General characteristics
- Class & type: Los Angeles-class submarine
- Displacement: 5,731 tons light; 6,111 tons full; 380 tons dead;
- Length: 110.3 m (361 ft 11 in)
- Beam: 10 m (32 ft 10 in)
- Draft: 9.7 m (31 ft 10 in)
- Propulsion: S6G nuclear reactor, 2 turbines, 35,000 hp (26,000 kW), 1 auxiliary motor 325 hp (242 kW), 1 shaft
- Speed: 15 knots (28 km/h) surfaced; 32 knots (59 km/h) submerged;
- Test depth: 290 m (950 ft)
- Complement: 12 officers, 98 men
- Armament: 4 × 21 inch (533 mm) torpedo tubes ; UGM-84 Harpoon ; Tomahawk missiles; Mark 48 torpedoes;

= USS New York City =

Los Angeles-class nuclear-powered attack submarine of the US Navy

USS New York City (SSN-696) was a and the only vessel of the United States Navy to be named specifically for New York City (as distinct from the U.S. state).

==History==
The contract to build New York City was awarded to the Electric Boat Division of General Dynamics Corporation in Groton, Connecticut on 24 January 1972 and her keel was laid down on 15 December 1973. She was launched on 18 June 1977 sponsored by Mrs. Rachel Line Schlesinger (née Mellinger), wife of former Secretary of Defence James R. Schlesinger, delivered to the Navy on 23 January 1979, and commissioned on 3 March 1979 with Commander James A. Ross in command.

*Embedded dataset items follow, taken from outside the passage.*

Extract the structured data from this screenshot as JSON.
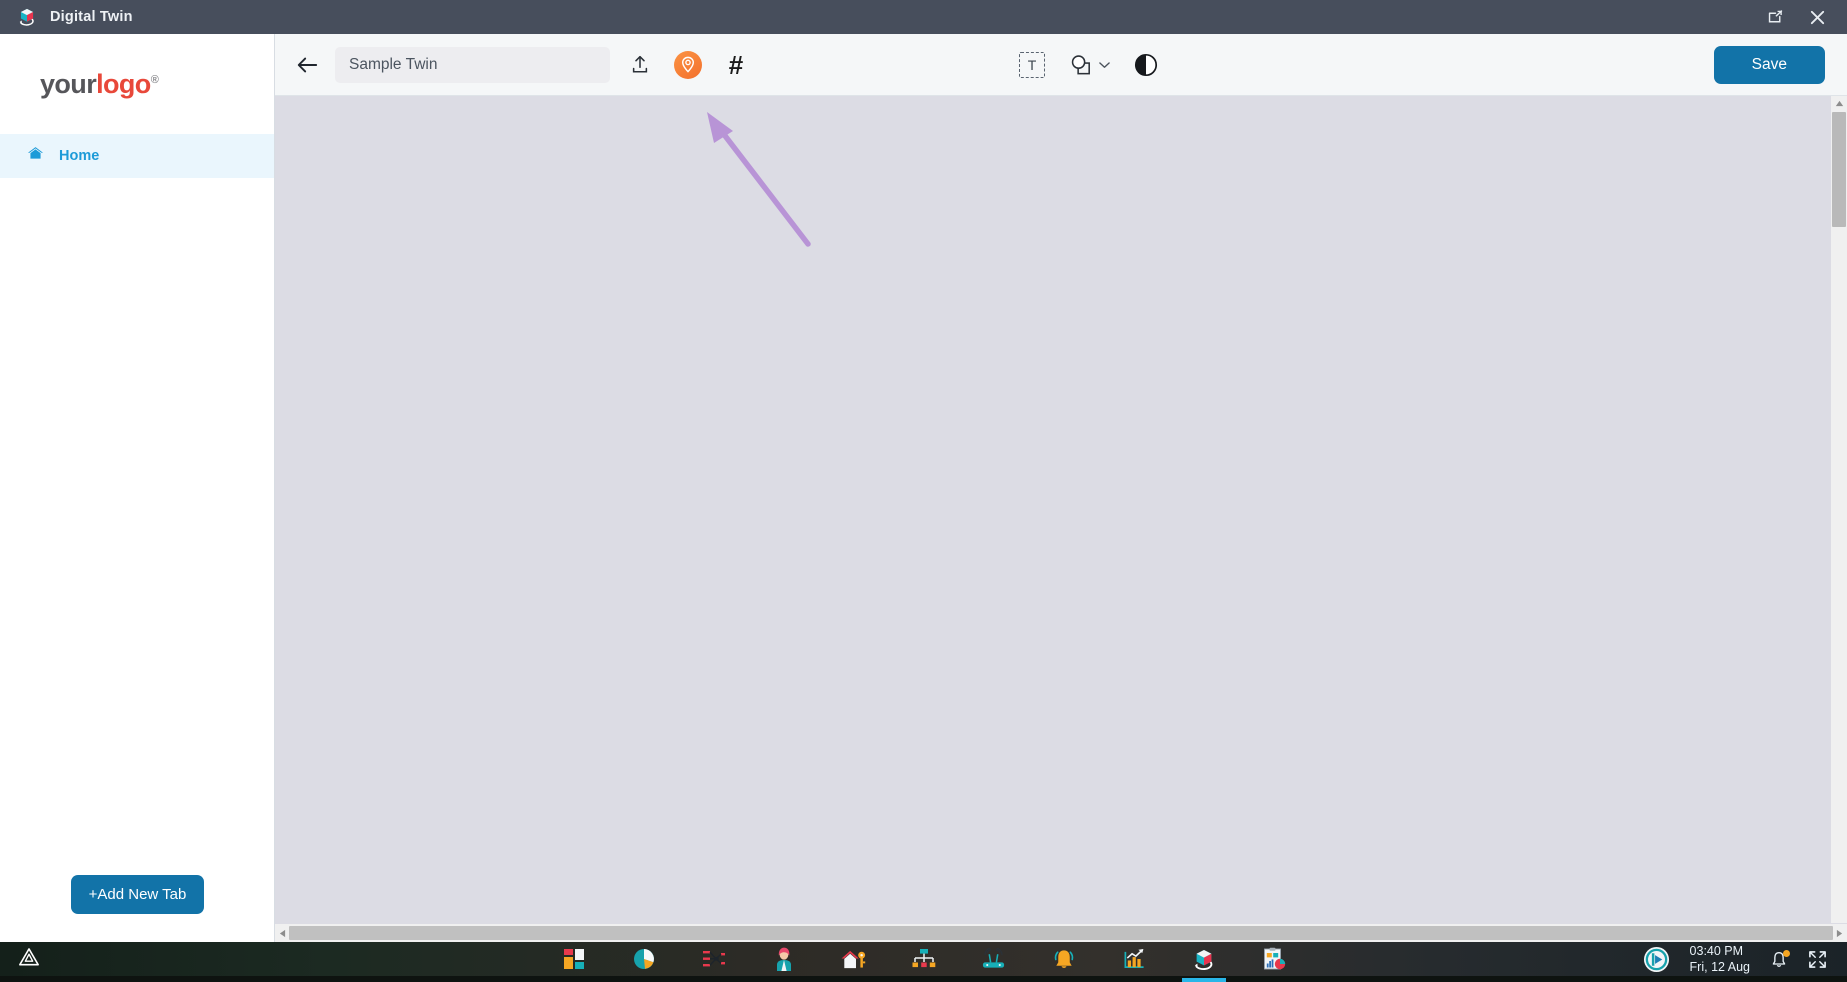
{
  "titlebar": {
    "app_name": "Digital Twin",
    "logo_icon": "digital-twin-cube-icon",
    "restore_icon": "restore-window-icon",
    "close_icon": "close-window-icon",
    "background": "#474e5c"
  },
  "sidebar": {
    "logo": {
      "part1": "your",
      "part2": "logo",
      "registered": "®",
      "color1": "#56565a",
      "color2": "#e8483a"
    },
    "items": [
      {
        "label": "Home",
        "icon": "home-icon",
        "active": true,
        "color": "#1d9bd8"
      }
    ],
    "add_tab_label": "+Add New Tab",
    "add_tab_color": "#1273a8"
  },
  "toolbar": {
    "back_icon": "back-arrow-icon",
    "twin_name_value": "Sample Twin",
    "twin_name_placeholder": "Sample Twin",
    "upload_icon": "upload-icon",
    "location_icon": "location-pin-icon",
    "location_color": "#f3702c",
    "hash_icon": "hash-grid-icon",
    "hash_glyph": "#",
    "text_tool_icon": "text-tool-icon",
    "text_tool_glyph": "T",
    "shape_tool_icon": "shape-tool-icon",
    "shape_dropdown_icon": "chevron-down-icon",
    "contrast_icon": "contrast-toggle-icon",
    "save_label": "Save",
    "save_color": "#1273a8"
  },
  "canvas": {
    "background": "#dcdce4",
    "annotation": {
      "type": "arrow",
      "color": "#b894d6",
      "points_to": "hash-grid-icon"
    }
  },
  "scrollbars": {
    "vertical_thumb_icon": "vertical-scroll-thumb",
    "horizontal_thumb_icon": "horizontal-scroll-thumb",
    "up_arrow_icon": "scroll-up-arrow-icon",
    "left_arrow_icon": "scroll-left-arrow-icon",
    "right_arrow_icon": "scroll-right-arrow-icon"
  },
  "taskbar": {
    "warning_icon": "warning-triangle-icon",
    "apps": [
      {
        "icon": "tiles-dashboard-icon",
        "active": false
      },
      {
        "icon": "pie-chart-icon",
        "active": false
      },
      {
        "icon": "flow-branch-icon",
        "active": false
      },
      {
        "icon": "person-avatar-icon",
        "active": false
      },
      {
        "icon": "home-key-icon",
        "active": false
      },
      {
        "icon": "hierarchy-chart-icon",
        "active": false
      },
      {
        "icon": "wifi-router-icon",
        "active": false
      },
      {
        "icon": "bell-alert-icon",
        "active": false
      },
      {
        "icon": "growth-chart-icon",
        "active": false
      },
      {
        "icon": "digital-twin-cube-icon",
        "active": true
      },
      {
        "icon": "report-dashboard-icon",
        "active": false
      }
    ],
    "launcher_icon": "launcher-play-icon",
    "time": "03:40 PM",
    "date": "Fri, 12 Aug",
    "notification_icon": "bell-icon",
    "notification_dot_color": "#f5a623",
    "fullscreen_icon": "expand-fullscreen-icon"
  }
}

New York City carried out four deployments to the western Pacific (WestPac) between 1981 and 1985, and participated in numerous fleet exercises during those periods. After undergoing a modernization overhaul at Pearl Harbor (December 1985 – February 1988), the boat deployed to the Northern Pacific (November–December 1988). She made a WestPac deployment in 1989, then a second Northern Pacific deployment in early 1990, and two WestPac deployments in 1991. New York City carried out eastern Pacific deployments in 1992 and 1993; and additional deployments to both the western and eastern Pacific in 1994–1995.

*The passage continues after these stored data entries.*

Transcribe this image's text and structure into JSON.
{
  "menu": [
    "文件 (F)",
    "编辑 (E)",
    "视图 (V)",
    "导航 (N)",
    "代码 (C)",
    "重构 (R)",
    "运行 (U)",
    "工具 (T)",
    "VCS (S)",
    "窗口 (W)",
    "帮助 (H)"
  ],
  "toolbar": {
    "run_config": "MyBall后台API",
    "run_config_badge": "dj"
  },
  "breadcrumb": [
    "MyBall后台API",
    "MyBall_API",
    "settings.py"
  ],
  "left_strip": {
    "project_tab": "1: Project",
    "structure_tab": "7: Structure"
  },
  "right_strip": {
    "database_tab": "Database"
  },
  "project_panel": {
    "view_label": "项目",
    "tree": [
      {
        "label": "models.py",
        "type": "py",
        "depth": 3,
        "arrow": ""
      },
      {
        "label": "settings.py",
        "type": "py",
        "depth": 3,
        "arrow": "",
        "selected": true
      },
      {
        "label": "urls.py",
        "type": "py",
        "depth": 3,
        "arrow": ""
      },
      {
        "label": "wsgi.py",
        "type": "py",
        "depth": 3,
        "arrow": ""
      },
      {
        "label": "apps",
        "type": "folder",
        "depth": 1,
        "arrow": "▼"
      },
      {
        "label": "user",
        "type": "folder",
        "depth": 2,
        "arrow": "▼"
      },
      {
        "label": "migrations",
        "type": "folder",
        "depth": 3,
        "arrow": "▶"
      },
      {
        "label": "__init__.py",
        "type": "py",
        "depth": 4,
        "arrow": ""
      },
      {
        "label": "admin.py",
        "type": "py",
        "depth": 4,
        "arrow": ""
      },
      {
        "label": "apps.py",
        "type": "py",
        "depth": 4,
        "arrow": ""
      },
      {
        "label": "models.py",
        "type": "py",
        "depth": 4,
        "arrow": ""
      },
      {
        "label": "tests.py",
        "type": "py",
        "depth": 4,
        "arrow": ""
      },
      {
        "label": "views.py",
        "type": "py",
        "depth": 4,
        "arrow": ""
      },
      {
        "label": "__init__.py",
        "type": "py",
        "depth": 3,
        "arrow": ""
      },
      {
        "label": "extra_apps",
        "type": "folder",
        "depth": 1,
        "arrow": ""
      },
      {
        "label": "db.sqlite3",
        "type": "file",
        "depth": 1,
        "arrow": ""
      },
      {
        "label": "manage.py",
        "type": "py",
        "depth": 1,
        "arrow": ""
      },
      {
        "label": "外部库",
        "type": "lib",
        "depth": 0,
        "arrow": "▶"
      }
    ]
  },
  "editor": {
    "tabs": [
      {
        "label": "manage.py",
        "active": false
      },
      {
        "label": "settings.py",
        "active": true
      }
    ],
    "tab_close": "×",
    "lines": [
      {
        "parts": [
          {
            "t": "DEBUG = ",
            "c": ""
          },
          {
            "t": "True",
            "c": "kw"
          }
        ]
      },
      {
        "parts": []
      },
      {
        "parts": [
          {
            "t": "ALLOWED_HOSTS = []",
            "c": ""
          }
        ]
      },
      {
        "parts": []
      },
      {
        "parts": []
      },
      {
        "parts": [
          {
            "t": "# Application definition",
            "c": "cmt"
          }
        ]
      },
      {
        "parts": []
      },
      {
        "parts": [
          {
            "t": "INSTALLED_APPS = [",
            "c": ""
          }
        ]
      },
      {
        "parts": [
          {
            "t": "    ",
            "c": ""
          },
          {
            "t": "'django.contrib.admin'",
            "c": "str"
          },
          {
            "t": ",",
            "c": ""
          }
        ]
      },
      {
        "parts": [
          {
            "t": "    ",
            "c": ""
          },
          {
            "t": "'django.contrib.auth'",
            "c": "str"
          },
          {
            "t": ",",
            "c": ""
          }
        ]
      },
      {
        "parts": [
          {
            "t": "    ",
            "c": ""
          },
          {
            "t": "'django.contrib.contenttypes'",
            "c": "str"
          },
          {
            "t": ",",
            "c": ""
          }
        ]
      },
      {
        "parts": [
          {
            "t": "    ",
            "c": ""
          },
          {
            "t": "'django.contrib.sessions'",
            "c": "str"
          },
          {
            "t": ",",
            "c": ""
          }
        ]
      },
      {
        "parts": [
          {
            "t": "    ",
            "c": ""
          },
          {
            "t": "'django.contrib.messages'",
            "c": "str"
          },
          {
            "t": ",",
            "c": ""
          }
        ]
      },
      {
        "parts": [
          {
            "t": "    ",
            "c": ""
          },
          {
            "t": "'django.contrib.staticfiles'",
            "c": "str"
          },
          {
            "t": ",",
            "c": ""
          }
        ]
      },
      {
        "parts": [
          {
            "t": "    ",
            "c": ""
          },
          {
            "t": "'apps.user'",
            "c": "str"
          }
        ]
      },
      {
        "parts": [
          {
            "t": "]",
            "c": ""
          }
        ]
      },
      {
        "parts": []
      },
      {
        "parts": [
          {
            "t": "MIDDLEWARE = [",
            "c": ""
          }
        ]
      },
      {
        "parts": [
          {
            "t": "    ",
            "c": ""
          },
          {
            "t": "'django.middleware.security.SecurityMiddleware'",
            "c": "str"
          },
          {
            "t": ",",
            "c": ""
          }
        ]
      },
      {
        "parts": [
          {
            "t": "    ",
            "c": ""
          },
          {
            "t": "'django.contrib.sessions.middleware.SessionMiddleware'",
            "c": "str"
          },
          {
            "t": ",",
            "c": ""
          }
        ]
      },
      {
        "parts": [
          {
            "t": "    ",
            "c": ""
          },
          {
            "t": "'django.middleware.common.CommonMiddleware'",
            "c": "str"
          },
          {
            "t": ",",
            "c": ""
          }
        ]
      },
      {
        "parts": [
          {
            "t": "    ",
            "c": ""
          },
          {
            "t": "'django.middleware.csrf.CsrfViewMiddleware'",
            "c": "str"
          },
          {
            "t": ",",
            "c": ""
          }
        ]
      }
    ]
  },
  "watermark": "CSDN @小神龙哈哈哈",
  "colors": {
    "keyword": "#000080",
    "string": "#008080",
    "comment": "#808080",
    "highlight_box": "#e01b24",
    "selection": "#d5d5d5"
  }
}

New York City was decommissioned and struck from the Naval Vessel Register on 30 April 1997 and entered the Ship-Submarine Recycling Program at the Puget Sound Naval Shipyard, in Bremerton, Washington.

==Awards==
During her operational career, New York City received four Meritorious Unit Commendations, one Navy Expeditionary Medal, and one Secretary of the Navy Letter of Commendation.